The Apple Watch is equipped with inductive charging technology and is being shipped with a wireless charger, based on Apple’s own proprietary MagSafe charging technology.
“It has been speculated that the Apple Watch could be compatible with the Wireless Power Consortium’s (WPC) Qi wireless charging specification,” says Vicky Yussuff, analyst-power supplies & wireless power for IHS. “AppleInsider recently shared a video which appears to show the Apple Watch MagSafe charger being used to charge the Moto 360 smart watch. This would suggest that Apple’s charger is Qi-compatible.

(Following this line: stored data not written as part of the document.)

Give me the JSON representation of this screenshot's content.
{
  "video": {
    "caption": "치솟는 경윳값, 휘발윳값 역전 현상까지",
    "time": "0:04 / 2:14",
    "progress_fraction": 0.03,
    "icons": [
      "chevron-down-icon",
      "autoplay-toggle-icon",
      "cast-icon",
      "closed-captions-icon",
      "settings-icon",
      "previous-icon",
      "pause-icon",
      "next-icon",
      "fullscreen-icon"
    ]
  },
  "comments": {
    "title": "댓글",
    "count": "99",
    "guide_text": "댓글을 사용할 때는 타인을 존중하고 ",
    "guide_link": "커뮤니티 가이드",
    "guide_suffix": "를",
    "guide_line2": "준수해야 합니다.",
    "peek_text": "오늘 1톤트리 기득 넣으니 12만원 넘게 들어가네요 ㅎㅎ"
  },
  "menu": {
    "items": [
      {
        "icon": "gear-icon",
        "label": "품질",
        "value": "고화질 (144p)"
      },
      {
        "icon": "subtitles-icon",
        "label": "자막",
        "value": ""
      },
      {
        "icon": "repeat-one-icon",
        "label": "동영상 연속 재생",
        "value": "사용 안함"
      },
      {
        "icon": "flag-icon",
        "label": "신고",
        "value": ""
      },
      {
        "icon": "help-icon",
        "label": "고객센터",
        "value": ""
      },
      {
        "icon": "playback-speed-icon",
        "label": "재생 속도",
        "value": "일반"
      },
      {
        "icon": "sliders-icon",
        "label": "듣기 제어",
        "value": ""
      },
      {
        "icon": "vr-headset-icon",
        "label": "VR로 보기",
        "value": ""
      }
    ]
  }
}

“Apple has not been announced as a member of the WPC or even a supporter of the consortium, so it is unlikely that they have produced a ‘certified’ Qi product. However, the Qi specification is an open standard meaning it is still possible for Apple to build products which are compatible to the specification. This could be the case with the Apple Watch MagSafe charger,” Yussuff says. “Although it cannot be verified if both the Moto 360 smartwatch and
Magsafe wireless charger used in the video were both un-modified ‘off the shelf’ products, this could potentially be another boost for the wireless charging industry looking to increase interoperability.”

The Apple Watch battery appears to be somewhat simpler to replace than the batteries in many other Apple products. As long as the display can be carefully removed, the battery is attached with a simple snap-on connector.